Customers Love Companies That Deliver the Personal Touch. Make Sure You're One of Them.

Small notes that show you care can make a big difference to your business

Customers Love Companies That Deliver the Personal Touch. Make Sure You're One of Them.

I travel quite a bit. My wife Nina and I are looking to see more of the world each year. Facilitating, consulting, and speaking take me all over the place.

As a result, I have stayed in many different hotels. What makes a great hotel for me? How caring and engaged the staff is.

Yes, the room should be clean, not too small, everything should work, and the noise level should be very low. Those are all givens.

The personal touch is what makes the difference.

It is so important that some hotels are training their entire staff on how to make their guests feel appreciated and cared for. New York Times article by Michael T. Luongo points out some hotels that have done so.

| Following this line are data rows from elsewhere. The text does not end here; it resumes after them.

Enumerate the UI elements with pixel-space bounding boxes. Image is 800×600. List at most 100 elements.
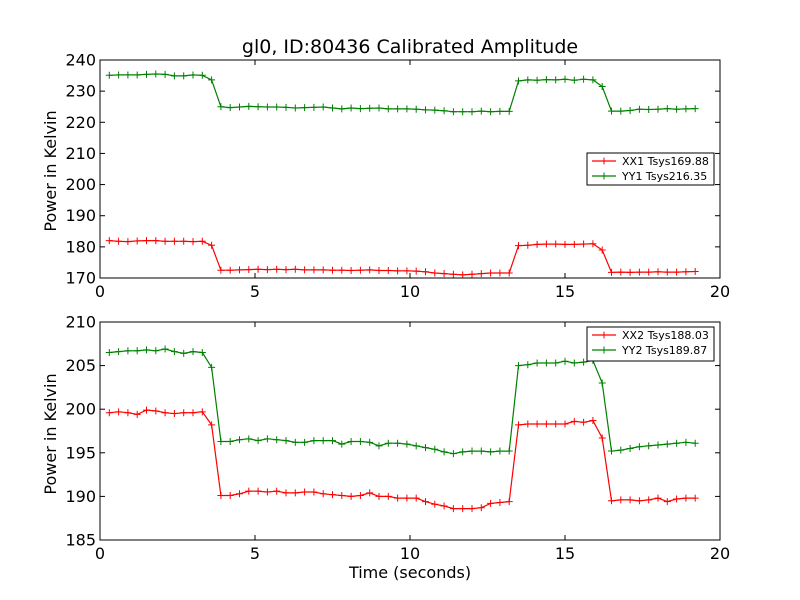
chart-bottom-x-tick-label: 10 xyxy=(400,544,420,563)
chart-top-series-1-point xyxy=(673,268,681,276)
chart-top-series-1-point xyxy=(394,267,402,275)
chart-top-series-2-point xyxy=(552,76,560,84)
chart-top-series-2-point xyxy=(422,106,429,114)
chart-bottom-x-tick-label: 5 xyxy=(250,544,260,563)
chart-bottom-series-2-point xyxy=(626,444,634,452)
chart-top-series-2-point xyxy=(449,108,457,116)
chart-top-series-2-point xyxy=(403,105,411,113)
chart-bottom-series-1-point xyxy=(552,420,560,428)
chart-top-series-2-point xyxy=(487,108,495,116)
chart-bottom-x-tick-label: 0 xyxy=(95,544,105,563)
chart-top-series-1-point xyxy=(282,266,290,274)
chart-bottom-xlabel: Time (seconds) xyxy=(348,563,471,582)
chart-bottom-series-2-point xyxy=(663,440,671,448)
chart-top-series-1-point xyxy=(161,237,169,245)
chart-top-series-1-point xyxy=(468,270,476,278)
chart-top-series-1-point xyxy=(412,267,420,275)
chart-top-y-tick-label: 190 xyxy=(65,206,96,225)
chart-top-series-1-point xyxy=(487,269,495,277)
chart-top-series-2-point xyxy=(198,71,206,79)
chart-bottom-series-1-point xyxy=(366,489,374,497)
chart-top-series-1-point xyxy=(608,268,615,276)
chart-bottom-series-1-point xyxy=(468,505,476,513)
chart-bottom-y-tick-label: 190 xyxy=(65,487,96,506)
chart-bottom-series-2-point xyxy=(645,442,653,450)
chart-bottom-series-1-point xyxy=(329,491,336,499)
chart-bottom-series-2-point xyxy=(570,359,578,367)
chart-top-series-2-point xyxy=(245,102,253,110)
chart-top-series-2-point xyxy=(375,104,383,112)
chart-top-series-2-point xyxy=(170,72,178,80)
chart-top-y-tick-label: 240 xyxy=(65,51,96,70)
chart-bottom-series-2-point xyxy=(440,448,448,456)
chart-top-series-1-point xyxy=(115,237,123,245)
chart-top-series-1-point xyxy=(580,240,588,248)
chart-bottom-legend-label-2: YY2 Tsys189.87 xyxy=(621,344,707,357)
chart-top-axes-frame xyxy=(99,59,721,279)
chart-top-series-2-point xyxy=(180,72,188,80)
chart-top-y-tick-label: 200 xyxy=(65,175,96,194)
chart-top-series-2-point xyxy=(570,76,578,84)
chart-top-series-2-point xyxy=(115,71,123,79)
chart-top-plot-area: 0 5 10 15 20 170 180 190 200 210 220 230 240 xyxy=(65,51,730,302)
chart-top-series-1-point xyxy=(263,266,271,274)
chart-top-series-1-point xyxy=(338,266,346,274)
chart-top-x-tick-label: 15 xyxy=(555,282,575,301)
chart-top-series-1-point xyxy=(533,240,541,248)
chart-bottom-series-1-point xyxy=(617,496,625,504)
chart-top-series-2-point xyxy=(263,103,271,111)
chart-bottom-series-2-point xyxy=(189,348,197,356)
chart-bottom-series-2-point xyxy=(124,347,132,355)
chart-bottom-series-2-point xyxy=(245,435,253,443)
chart-top-series-2-point xyxy=(319,103,327,111)
chart-bottom-series-2-point xyxy=(422,444,429,452)
chart-bottom-series-2-point xyxy=(403,440,411,448)
chart-top-series-1-point xyxy=(133,237,141,245)
chart-bottom-series-2-point xyxy=(552,359,560,367)
chart-bottom-series-2-point xyxy=(133,347,141,355)
chart-bottom-series-1-point xyxy=(663,498,671,506)
chart-bottom-series-1-point xyxy=(152,407,160,415)
chart-bottom-series-1-point xyxy=(394,494,402,502)
chart-top-series-1-point xyxy=(236,266,243,274)
chart-bottom-series-1-point xyxy=(226,492,234,500)
chart-top-y-tick-label: 210 xyxy=(65,144,96,163)
chart-bottom-series-2-point xyxy=(236,436,243,444)
chart-bottom-series-1-point xyxy=(124,409,132,417)
chart-bottom-series-2-point xyxy=(143,346,150,354)
chart-top-series-2-point xyxy=(635,105,643,113)
chart-bottom-series-1-point xyxy=(282,489,290,497)
chart-bottom-series-1-point xyxy=(170,410,178,418)
chart-top-series-1-point xyxy=(617,268,625,276)
chart-bottom-y-tick-label: 210 xyxy=(65,313,96,332)
chart-top-series-2-point xyxy=(412,105,420,113)
chart-top-series-2-point xyxy=(394,105,402,113)
chart-top-x-tick-label: 10 xyxy=(400,282,420,301)
chart-top-y-tick-label: 230 xyxy=(65,82,96,101)
chart-bottom-series-line-1 xyxy=(109,409,696,510)
chart-top-series-2-point xyxy=(217,103,225,111)
chart-bottom-series-1-point xyxy=(449,505,457,513)
chart-bottom-series-1-point xyxy=(217,492,225,500)
chart-bottom-series-2-point xyxy=(170,348,178,356)
chart-top-title: gl0, ID:80436 Calibrated Amplitude xyxy=(242,36,578,58)
chart-bottom-series-2-point xyxy=(291,438,299,446)
chart-bottom-series-1-point xyxy=(105,409,113,417)
chart-bottom-series-2-point xyxy=(115,348,123,356)
chart-top-series-1-point xyxy=(663,268,671,276)
chart-bottom: Power in Kelvin Time (seconds) 0 5 10 15 20 1… xyxy=(41,313,730,583)
chart-bottom-series-1-point xyxy=(319,490,327,498)
chart-top-series-1-point xyxy=(505,269,513,277)
chart-bottom-series-2-point xyxy=(673,439,681,447)
chart-bottom-series-2-point xyxy=(505,447,513,455)
chart-top-series-2-point xyxy=(236,103,243,111)
chart-top-series-1-point xyxy=(105,237,113,245)
chart-top-series-1-point xyxy=(682,268,690,276)
chart-top-legend-box xyxy=(586,152,715,186)
chart-bottom-series-2-point xyxy=(198,349,206,357)
chart-bottom-series-2-point xyxy=(301,438,309,446)
chart-top-series-1-point xyxy=(301,266,309,274)
chart-bottom-series-1-point xyxy=(626,496,634,504)
chart-top-series-2-point xyxy=(329,104,336,112)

What makes me feel like I travel a lot is that the two hotels mentioned in the article, the JW Marriott Grand Rapids in Michigan and the Hampton Inn and Suites Columbus-Downtown in Ohio, I’ve stayed in!

Both hotels are at opposite ends of the level of luxury they offer. What is the same is the level of service.

The employees were trained to understand that the way they deal with guests is an important part of the experience the hotel is selling. That experience can make a big difference in whether a guest returns or looks for a different hotel the next visit.

What does your company do to train your employees that they are doing more than just remodeling someone’s home? Unfortunately, many remodeling companies do next to nothing. But what could you do?

  • Ask your employees to share what makes them feel good when personally dealing with a service provider.
  • At your regular company meetings, highlight those employees who made a point of helping a client above and beyond the call of duty.
  • Celebrate simple things being done: Examples include picking up the client’s newspaper instead of driving over it; making sure all of the company’s employees know the names of the owners, their children, and their pets; and not parking in front of the neighbor’s mail box or in their favorite space.

Keeping this top-of-mind while the company works to get projects done positions your company as different in a good way.

None of what I am suggesting costs more money. It simply means focusing on the unmentioned needs of the people you are serving.

The result? More business from happy clients. Who wouldn’t want that?